En revoyant récemment Heat, l’hymne de Paul Morrissey à la dégénérescence angeleno, j’ai repensé au piano coincé dans le cagibi qu’occupait Waits au Tropicana, où le film est presque entièrement tourné. La « chambre » était par-derrière, à côté des bennes poubelles. A cause des piles de journaux, des livres et du capharnaüm (tabourets, chapeaux, cannes, mais surtout chapeaux), le cendrier humain qu’on s’étonnait de trouver si jeune, si vif, et avec tant d’idées solides dans la tête, n’avait littéralement que la place de se tourner : pivoter sur son tabouret de piano pour, le moment venu, se glisser sur le matelas qu’on devinait sous le fatras. C’était, dans le genre, aussi réussi que sa voix à la térébenthine. On devinait qu’il avait dû travailler à son intérieur de façon aussi méthodique.
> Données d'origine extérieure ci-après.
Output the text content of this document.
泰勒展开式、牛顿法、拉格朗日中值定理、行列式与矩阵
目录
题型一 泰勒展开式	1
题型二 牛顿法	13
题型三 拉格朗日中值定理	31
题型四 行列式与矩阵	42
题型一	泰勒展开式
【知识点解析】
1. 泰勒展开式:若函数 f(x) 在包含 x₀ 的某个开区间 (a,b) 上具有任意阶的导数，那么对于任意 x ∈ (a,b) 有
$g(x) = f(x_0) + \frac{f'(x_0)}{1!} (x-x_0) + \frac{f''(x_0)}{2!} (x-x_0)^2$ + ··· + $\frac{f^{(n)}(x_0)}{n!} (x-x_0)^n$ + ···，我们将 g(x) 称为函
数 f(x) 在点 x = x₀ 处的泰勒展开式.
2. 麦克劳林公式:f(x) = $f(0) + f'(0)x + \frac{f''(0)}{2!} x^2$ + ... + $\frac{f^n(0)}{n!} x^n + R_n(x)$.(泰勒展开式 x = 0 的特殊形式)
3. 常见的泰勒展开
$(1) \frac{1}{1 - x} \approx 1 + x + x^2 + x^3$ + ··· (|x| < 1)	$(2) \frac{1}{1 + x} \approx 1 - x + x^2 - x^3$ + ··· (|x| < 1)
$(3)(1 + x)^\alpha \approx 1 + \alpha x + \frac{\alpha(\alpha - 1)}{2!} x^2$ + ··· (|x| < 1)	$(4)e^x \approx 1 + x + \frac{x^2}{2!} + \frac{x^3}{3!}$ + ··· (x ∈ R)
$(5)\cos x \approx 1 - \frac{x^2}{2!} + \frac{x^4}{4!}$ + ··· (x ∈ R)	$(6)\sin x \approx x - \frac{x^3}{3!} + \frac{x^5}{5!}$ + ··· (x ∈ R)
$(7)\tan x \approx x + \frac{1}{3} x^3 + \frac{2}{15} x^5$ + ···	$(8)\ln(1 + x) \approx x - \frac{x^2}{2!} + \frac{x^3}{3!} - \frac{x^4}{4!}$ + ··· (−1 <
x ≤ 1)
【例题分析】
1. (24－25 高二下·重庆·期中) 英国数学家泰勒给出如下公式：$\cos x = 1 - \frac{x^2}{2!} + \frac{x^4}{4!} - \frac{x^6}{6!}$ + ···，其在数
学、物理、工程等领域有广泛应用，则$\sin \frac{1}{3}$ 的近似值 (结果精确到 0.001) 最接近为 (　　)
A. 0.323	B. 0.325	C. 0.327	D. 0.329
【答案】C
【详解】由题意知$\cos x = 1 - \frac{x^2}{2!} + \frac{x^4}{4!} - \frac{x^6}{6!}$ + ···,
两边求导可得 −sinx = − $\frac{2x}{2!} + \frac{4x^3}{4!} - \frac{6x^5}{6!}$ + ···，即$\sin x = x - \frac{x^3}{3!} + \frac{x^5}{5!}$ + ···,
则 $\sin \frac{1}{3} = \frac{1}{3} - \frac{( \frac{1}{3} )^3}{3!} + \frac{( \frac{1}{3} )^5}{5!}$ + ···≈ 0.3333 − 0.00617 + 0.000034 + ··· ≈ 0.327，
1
C’était en 76, 77. L’époque de son album Blue Valentine, peut-être. Juste avant la courte période Rickie Lee Jones. En tout cas, la piscine du Tropicana était encore bleue, elle ne serait repeinte en noir que trois ans plus tard, une fois Waits parti. West Hollywood n’avait pas dû faire son deuil que de Tom Waits, mais finalement du Tropicana Motel lui-même, ainsi que de toute sa bohème plus ou moins transplantée qui zonait sur les six blocs nord de Santa Monica Boulevard, jusqu’au Troubadour. West Hollywood est aujourd’hui Aerobic City by day, Boys Town by night.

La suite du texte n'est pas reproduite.